I am over my head in food photos and blog posts! there are about thirty coming up (and I’m still eating, obviously, and so I’m starting to despair of when I will lament a lack of things to post) so I hope you’re still reading and enjoying them. the photos in this one were taken under dismal lighting, I apologize.
pretty decent vietnamese food near the tolbiac metro station in paris. we’ve been coming to this vietnamese restaurant on every trip in paris, just as we go to leon du bruxelles, ever since my father got a heads-up on this tiny place serving steaming bowls of beef pho in the 13th arrondissement.
this was five or six years ago, when pho 14 still felt like a secret shared only by the locals – it felt family run and though you queued up a while to get a table in this tiny establishment, it was quaint and a respite from the never-ending crowds in paris. it’s a completely different story now – this secret has now leaked out (probably through the proliferation of blogs such as my own), the place is packed to the rafters with the queues extending on the pavement past the next-door restaurant, and service is a little more harried (though very efficient).

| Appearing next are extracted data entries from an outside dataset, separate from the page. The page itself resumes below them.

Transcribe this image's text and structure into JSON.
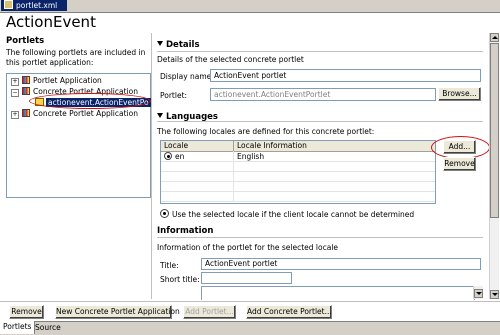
{
  "editor_tab": {
    "label": "portlet.xml"
  },
  "title": "ActionEvent",
  "portlets": {
    "heading": "Portlets",
    "description": "The following portlets are included in this portlet application:",
    "tree": [
      {
        "label": "Portlet Application"
      },
      {
        "label": "Concrete Portlet Application"
      },
      {
        "label": "actionevent.ActionEventPo"
      },
      {
        "label": "Concrete Portlet Application"
      }
    ]
  },
  "details": {
    "heading": "Details",
    "description": "Details of the selected concrete portlet",
    "display_name_label": "Display name:",
    "display_name_value": "ActionEvent portlet",
    "portlet_label": "Portlet:",
    "portlet_value": "actionevent.ActionEventPortlet",
    "browse_label": "Browse..."
  },
  "languages": {
    "heading": "Languages",
    "description": "The following locales are defined for this concrete portlet:",
    "columns": [
      "Locale",
      "Locale Information"
    ],
    "rows": [
      {
        "locale": "en",
        "info": "English"
      }
    ],
    "add_label": "Add...",
    "remove_label": "Remove",
    "fallback_text": "Use the selected locale if the client locale cannot be determined"
  },
  "information": {
    "heading": "Information",
    "description": "Information of the portlet for the selected locale",
    "title_label": "Title:",
    "title_value": "ActionEvent portlet",
    "short_title_label": "Short title:",
    "short_title_value": ""
  },
  "buttons": {
    "remove": "Remove",
    "new_concrete_app": "New Concrete Portlet Application",
    "add_portlet": "Add Portlet...",
    "add_concrete_portlet": "Add Concrete Portlet..."
  },
  "bottom_tabs": [
    "Portlets",
    "Source"
  ],
  "colors": {
    "selection": "#0a246a",
    "annotation": "#d01010"
  }
}
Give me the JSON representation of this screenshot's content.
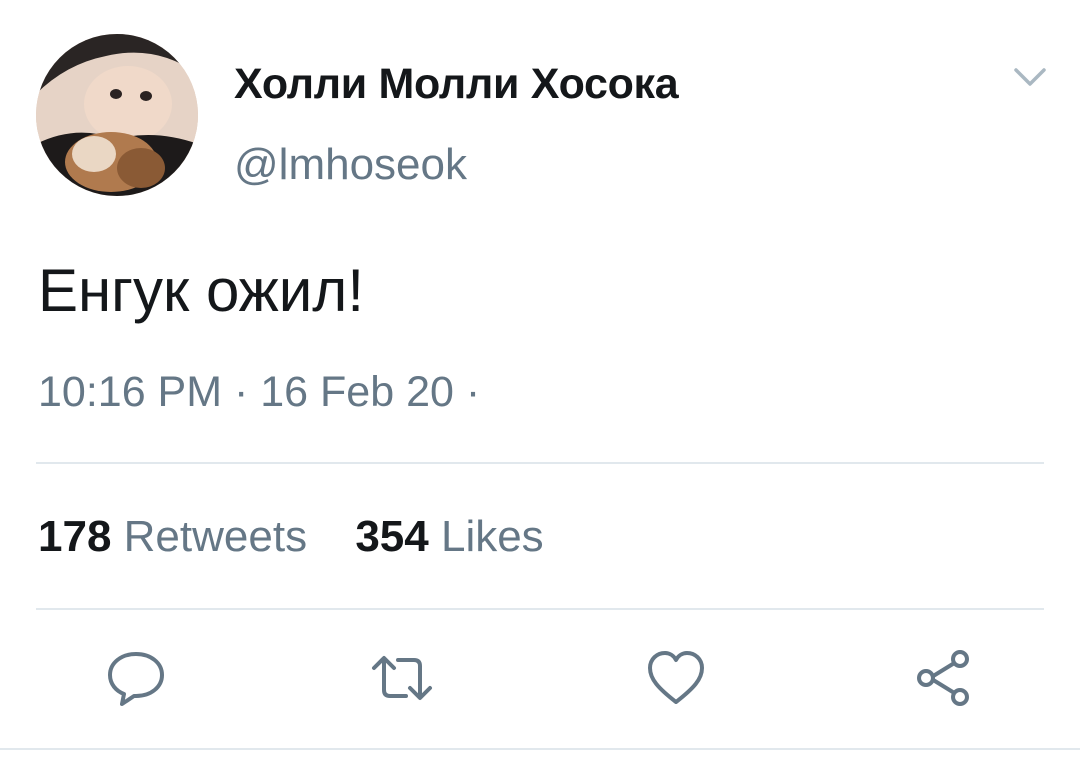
{
  "user": {
    "display_name": "Холли Молли Хосока",
    "handle": "@lmhoseok"
  },
  "tweet": {
    "text": "Енгук ожил!",
    "meta": "10:16 PM · 16 Feb 20 ·"
  },
  "stats": {
    "retweets_count": "178",
    "retweets_label": "Retweets",
    "likes_count": "354",
    "likes_label": "Likes"
  },
  "icons": {
    "menu": "chevron-down-icon",
    "reply": "reply-icon",
    "retweet": "retweet-icon",
    "like": "heart-icon",
    "share": "share-icon"
  },
  "colors": {
    "text_primary": "#14171a",
    "text_secondary": "#657786",
    "divider": "#e1e8ed"
  }
}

we were pretty lucky and only had to wait about ten minutes to get a table – though we saw the queue grow quickly after we were seated. we got three laminated and now rather tatty menus with photos and english descriptions – and quickly ordered.
the steaming bowls of pho, which come in regular or large sizes, were really good on a surprisingly cold parisian night – you have a choice of rare or well-done beef, as well as an assortment with bouncy beef balls and types of tripe. I recommend getting the rare beef, which cook pink in the hot broth, as well as the meatballs which are bouncy and very good. I don’t much appreciate tripe, but my parents were happy with the mixed bowl.
beyond these, we got a couple of starters to share: essentially plates of steamed rice rolls with different toppings such as ham and a fried patty of doughy battered prawn, as well as fried spring rolls. the rolls were good and crisp and went down very quickly; the rice rolls were chewy and sticky and very asian – I mean this in the best possible way but if you’re not familiar with the cuisine, you ought to start with a plate to share because this isn’t a texture found in western dining. the garnishes and accompanying sweet chili dipping sauce were good, and if you haven’t had vietnamese food before, know that ham refers more to a sliced meat product with the texture of luncheon meat, rather than the sort that you get in the UK.
it was still a very good meal, despite the fact that the atmosphere is completely different now. they are much faster at clearing your plates – and making you feel like you ought to leave – and the restaurant appears to operate under organised chaos, but that doesn’t detract from the fact that this place serves really decent food and deserves its long queues.